I do not pretend I fully understood the issue, but suffice it to say that his brain did not
process spoken words well. Among other things, his ability to spell was impaired. Regardless,
just as the good doctor promised, Morgan’s brain ultimately developed the means to acquire a
plethora of knowledge and apply it like any other student. I clearly recall that whilst all this was
going on, our little boy asked his mother if he was “stupid?" Imagine that! How sad for any child
to be thinking that he, or she, was somehow a lesser person than the other children in the class!
To be sure, Laura and I spent considerable time and expense ensuring Morgan received all the
support necessary to achieve his full potential. We never regretted doing so.
Indeed, by the time he was about to become a college student, he was granted a four
year scholarship to attend Hobart College in Geneva, New York. He was named a Dean’s
Scholar upon completing his first semester. Further, he attended Oxford University in England
for a full semester. While there he was honored by receiving the only HeadMistress’
Endorsement of his Student Teacher Evaluation. By then, Laura and I knew…we knew…that
Morgan would become a teacher.
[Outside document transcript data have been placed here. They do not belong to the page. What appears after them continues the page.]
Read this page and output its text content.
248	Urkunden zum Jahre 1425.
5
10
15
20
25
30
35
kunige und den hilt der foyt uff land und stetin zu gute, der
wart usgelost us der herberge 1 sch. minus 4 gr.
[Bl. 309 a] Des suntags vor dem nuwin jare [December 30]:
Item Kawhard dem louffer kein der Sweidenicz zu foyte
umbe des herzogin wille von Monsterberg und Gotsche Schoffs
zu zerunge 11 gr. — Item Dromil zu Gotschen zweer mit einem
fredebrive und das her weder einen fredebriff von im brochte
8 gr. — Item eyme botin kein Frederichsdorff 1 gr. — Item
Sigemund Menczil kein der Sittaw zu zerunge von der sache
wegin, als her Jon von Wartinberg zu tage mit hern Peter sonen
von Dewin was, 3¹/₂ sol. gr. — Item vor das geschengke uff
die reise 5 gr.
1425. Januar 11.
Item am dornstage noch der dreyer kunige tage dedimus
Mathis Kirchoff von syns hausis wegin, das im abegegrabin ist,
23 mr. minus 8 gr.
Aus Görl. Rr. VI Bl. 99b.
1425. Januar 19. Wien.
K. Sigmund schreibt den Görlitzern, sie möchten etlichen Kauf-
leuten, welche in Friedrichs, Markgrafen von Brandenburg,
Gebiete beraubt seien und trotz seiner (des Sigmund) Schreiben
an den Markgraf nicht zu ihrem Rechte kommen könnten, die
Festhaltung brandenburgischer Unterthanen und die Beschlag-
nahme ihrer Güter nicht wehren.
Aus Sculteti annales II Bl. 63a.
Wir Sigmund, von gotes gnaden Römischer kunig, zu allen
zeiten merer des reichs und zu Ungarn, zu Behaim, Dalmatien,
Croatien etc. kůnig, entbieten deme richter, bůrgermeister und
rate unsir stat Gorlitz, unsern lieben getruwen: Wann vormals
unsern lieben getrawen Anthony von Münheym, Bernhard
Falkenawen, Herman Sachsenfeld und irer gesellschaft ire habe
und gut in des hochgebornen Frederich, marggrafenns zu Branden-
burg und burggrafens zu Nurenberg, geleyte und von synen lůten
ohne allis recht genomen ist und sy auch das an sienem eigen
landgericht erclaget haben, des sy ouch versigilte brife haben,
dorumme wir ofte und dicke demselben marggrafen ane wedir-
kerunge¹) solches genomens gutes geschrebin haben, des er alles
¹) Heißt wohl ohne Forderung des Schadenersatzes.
As his career developed, he devoted many hours to earning
a Master’s Degree in order to enhance his abilities to work with children afflicted with autism.
During his last visit with us at Christmas he was full of life as he described both Detroit
and his work at the Academy. He loved talking about sites he had visited around the city and
his passion for the children studying at the Academy. We found his demeanor upbeat and his
talk of the future was altogether positive. Yet the evening before he departed this world, we had
a very brief, confusing telephone call from him. His tone and brief words filled us with worry.
My last words to our son were,
“Morgan, we are your parents and we love you! How
can we help you?” There was no answer and I realized he had ended the call. Laura called
him back. She texted him, numerous times. We spent a sleepless night and when we still
could not reach him in the morning, Laura asked the police in Detroit to conduct a wellness check. Meanwhile,
Laura began reaching out to a number of his friends and a frantic search developed. We
learned in the early afternoon that Morgan had gone home to the Lord. Our world collapsed.
More than six weeks have passed and here we are. Laura and I in the Blue Ridge
Mountains of North Carolina, and you folks gathered together for a staff meeting in Detroit. We
do wonder if you all got to know Morgan during the past two years at the Clippert Honors
Academy? We sincerely hope so! Morgan was worthy of your attention. He would have
welcomed your input while working with “his kids." To be sure, he would want you to be there for them, particularly now!
Indeed, if you think about it, Morgan left you all with a gift. Better still, he actually left you
with a challenge! Honor his memory. Become all you can be as educators of children! By
doing so, you will help to ensure his legacy. Laura and I will be applauding your efforts.
May God bless each of you as you continue on your chosen career path, that same path
our Morgan was on. We wish the very best for each of you along the way. And like the Irish
prayer; may God hold you in the palm of his hand!
Most Sincerely,
Wayne & Laura Parton
A church service will be held on Saturday, May 17th, 11:00 a.m., at St. Ann's Episcopal Church, 257 Middle Road, Sayville, NY. Interment will follow at St. Ann's Cemetery, Sayville, NY.